U.S. Modifies Chip Ban, Paving the Way for H200 Sales to China

The United States has once again legally eased export controls on the sale of Nvidia’s H200 chips to China.

On January 14, the Bureau of Industry and Security (BIS), under the U.S. Department of Commerce, amended its export control regulations to relax restrictions on high-performance chips. The new thresholds allow for the export of chips with a Total Processing Performance (TPP) of less than 21,000 and a total DRAM bandwidth of less than 6,500 GB/s. This adjustment effectively creates a legal pathway for products such as Nvidia (NVDA) H200 and AMD MI325X to be exported.

A veteran researcher of technology policy noted that this adjustment constitutes a formal rule change, providing a clear legal basis for future transactions.

The revision of these regulatory details is tied to the U.S. government’s official announcement regarding the issuance of export licenses for the H200 and MI325X to mainland China. Because previous regulations—specifically the “October 7 Rule” of 2022 and the “October 17 Rule” of 2023—imposed strict limits on TPP and memory bandwidth, the act of granting new licenses would have conflicted with existing standards without these formal amendments.

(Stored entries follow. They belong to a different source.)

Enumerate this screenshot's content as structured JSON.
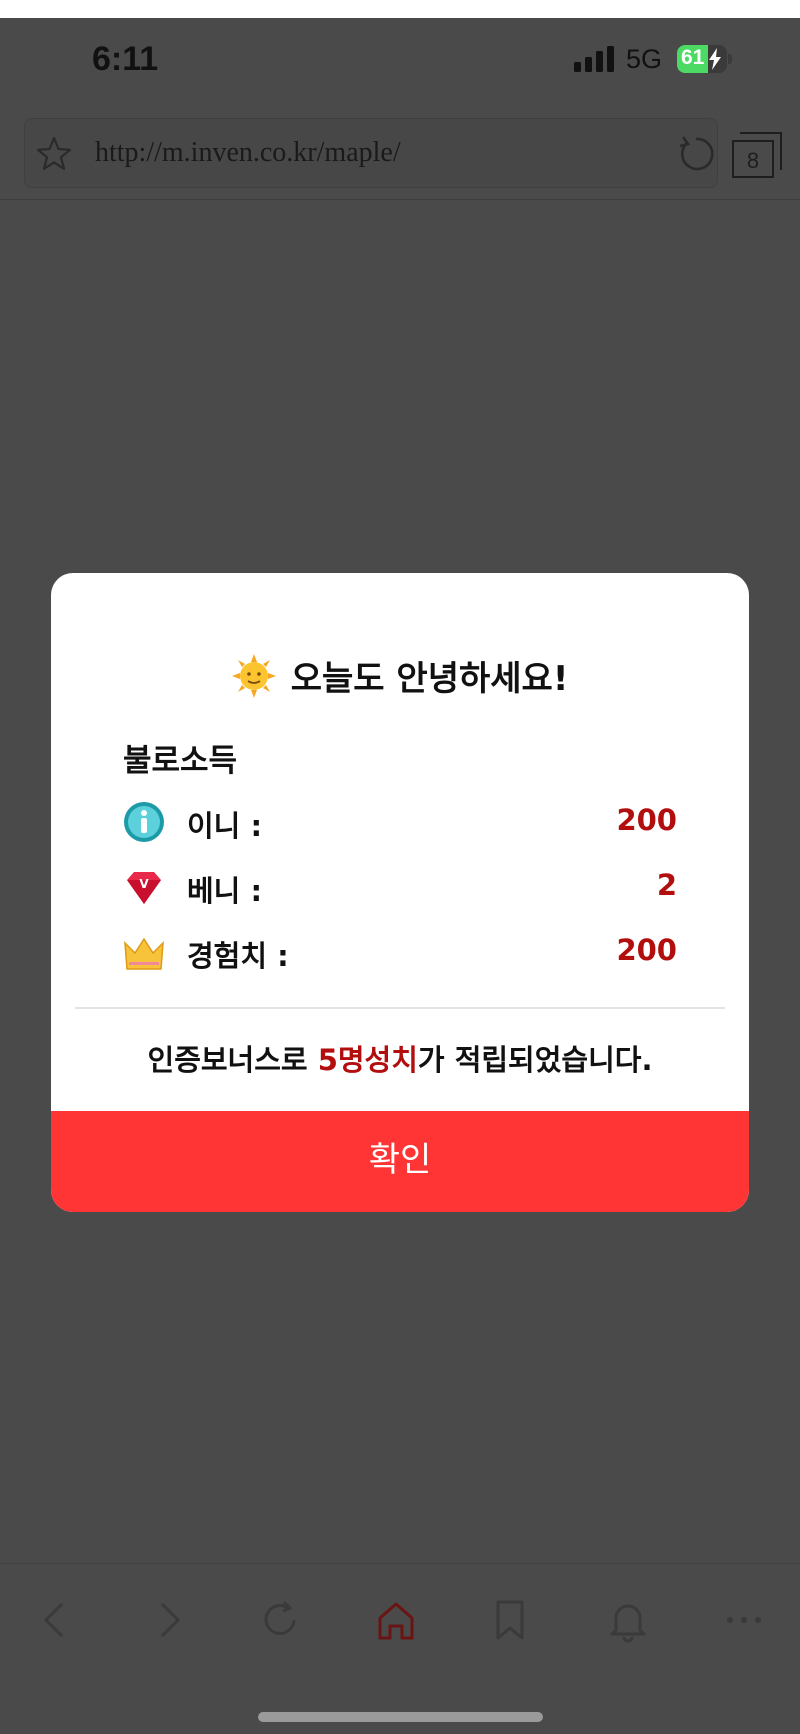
{
  "status_bar": {
    "time": "6:11",
    "network": "5G",
    "battery_percent": "61",
    "battery_level": 0.61,
    "battery_charging": true
  },
  "browser": {
    "url": "http://m.inven.co.kr/maple/",
    "tab_count": "8"
  },
  "modal": {
    "title": "오늘도 안녕하세요!",
    "title_icon": "sun-with-face-icon",
    "section_label": "불로소득",
    "rewards": [
      {
        "icon": "inni-coin-icon",
        "label": "이니 :",
        "value": "200"
      },
      {
        "icon": "benny-gem-icon",
        "label": "베니 :",
        "value": "2"
      },
      {
        "icon": "crown-icon",
        "label": "경험치 :",
        "value": "200"
      }
    ],
    "bonus_prefix": "인증보너스로 ",
    "bonus_highlight": "5명성치",
    "bonus_suffix": "가 적립되었습니다.",
    "confirm_label": "확인"
  },
  "bottom_nav": {
    "items": [
      "back-icon",
      "forward-icon",
      "refresh-icon",
      "home-icon",
      "bookmark-icon",
      "bell-icon",
      "more-icon"
    ]
  },
  "colors": {
    "accent": "#ff3535",
    "value_red": "#b30e0e",
    "overlay": "#4a4a4a"
  }
}
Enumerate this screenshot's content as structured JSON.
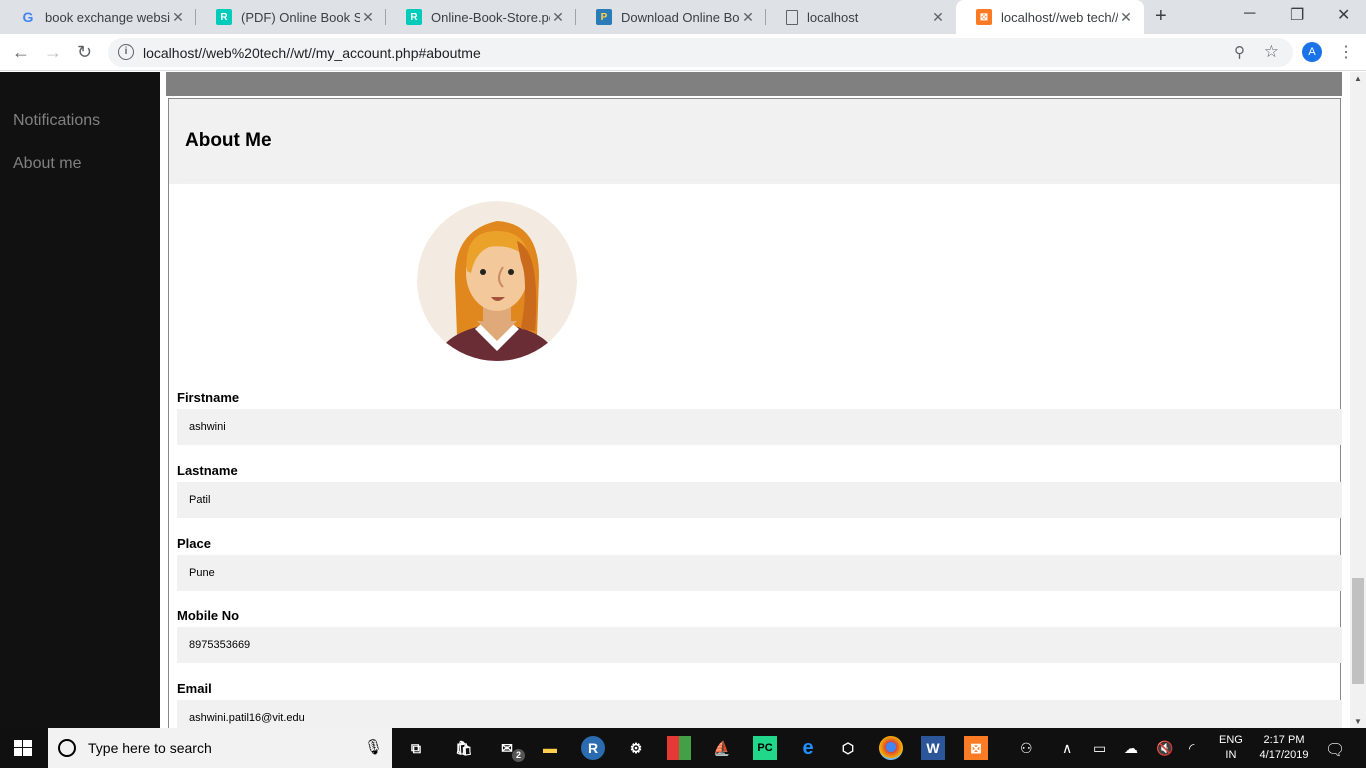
{
  "tabs": [
    {
      "title": "book exchange website",
      "icon": "google-icon",
      "color": "#4285f4"
    },
    {
      "title": "(PDF) Online Book Store",
      "icon": "researchgate-icon",
      "color": "#00ccbb"
    },
    {
      "title": "Online-Book-Store.pdf",
      "icon": "researchgate-icon",
      "color": "#00ccbb"
    },
    {
      "title": "Download Online Book",
      "icon": "project-icon",
      "color": "#2b7bb9"
    },
    {
      "title": "localhost",
      "icon": "page-icon",
      "color": "#ffffff"
    },
    {
      "title": "localhost//web tech//wt//my_account.php",
      "icon": "xampp-icon",
      "color": "#fb7a24"
    }
  ],
  "toolbar": {
    "url": "localhost//web%20tech//wt//my_account.php#aboutme",
    "profile_initial": "A"
  },
  "sidebar": {
    "items": [
      "Notifications",
      "About me"
    ]
  },
  "card": {
    "title": "About Me"
  },
  "fields": [
    {
      "label": "Firstname",
      "value": "ashwini"
    },
    {
      "label": "Lastname",
      "value": "Patil"
    },
    {
      "label": "Place",
      "value": "Pune"
    },
    {
      "label": "Mobile No",
      "value": "8975353669"
    },
    {
      "label": "Email",
      "value": "ashwini.patil16@vit.edu"
    }
  ],
  "taskbar": {
    "search_placeholder": "Type here to search",
    "mail_badge": "2",
    "lang_line1": "ENG",
    "lang_line2": "IN",
    "time": "2:17 PM",
    "date": "4/17/2019"
  }
}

“It isn’t as simple as saying ‘you can sell now’ and sales begin immediately; following formal legal procedures takes time,” explained another tech policy researcher. “Simply approving licenses without updating the export control regulations would have been inconsistent with the regulatory framework.”

New Standards and Restrictive Conditions

Records show that the “October 17 Rule” of 2023 required licenses for any chip export to mainland China or Macau that met specific criteria ($TPP \ge 4,800$, or $TPP \ge 1,600$ with a performance density $\ge 5.92$), with a policy of “presumption of denial.” That rule also introduced the concept of “Total DRAM Bandwidth,” placing any chip with a bandwidth $\ge 4,100 \text{ GB/s}$ under control.

It is important to note that the latest adjustment includes several new restrictive conditions:

  • Supply Certification: Applicants (such as Nvidia and AMD) must prove there is sufficient supply for the U.S. market and that exports to China will not delay orders for U.S. customers or impact global foundry capacity.
  • Volume Cap: Exporters must commit that the volume of products exported does not exceed 50% of their total sales within the United States.
  • Non-Military Use: The products must not be used for military purposes.
  • Third-Party Testing: Every shipment must undergo independent testing at a third-party laboratory located within the United States.

Financial Projections and Strategic Motivation

Market data indicates that Nvidia (NVDA) has reserved 660,000 CoWoS capacity units from TSMC for 2026. If 10% (66,000 wafers) is allocated to the H200—assuming 29 chips per wafer—the total output for the H200 in 2026 is expected to reach 1.9 million units. Under the BIS volume cap, the U.S. and China markets would be allocated approximately 1.266 million and 633,000 units, respectively.

Based on an estimated price of 1.4 million RMB for an 8-GPU module, the H200 could contribute over $47.6 billion in revenue to Nvidia in 2026. Of this, the China market could account for nearly $16 billion—a figure expected to exceed the combined 2025 revenue of all currently listed domestic Chinese AI chip companies.

A key factor in the decision to allow these exports is that the U.S. government will take a 25% revenue share. Based on the projected $16 billion in H200 revenue from China, the U.S. government stands to gain roughly $4 billion from export licenses for this single product alone.

“Inventory Clearing” and Ongoing Restrictions

However, many industry insiders view the BIS move to grant export licenses for the H200 as a way to help Nvidia (NVDA) clear existing inventory. Crucially, the U.S. has not lifted restrictions on the contract manufacturing (foundry) of Chinese AI chips with similar performance and specifications. In other words, the policy allows the sale of products at a certain performance level while continuing to prevent China from manufacturing its own equivalent hardware.

Simultaneously, while the executive branch adjusts regulations to facilitate H200 licenses, the U.S. legislative branch is pushing through another law.

On January 12 local time, the U.S. House of Representatives passed the Remote Access Security Act with a vote of 369 to 22 (39 abstentions). This bill aims to restrict the use of cloud platforms like Google and Amazon to remotely access advanced computing power for training AI models. This move could potentially disrupt the collaborative construction of data centers overseas.

The aforementioned researcher emphasized that if the bill is passed by the Senate and signed into law, such international projects may have to be withdrawn.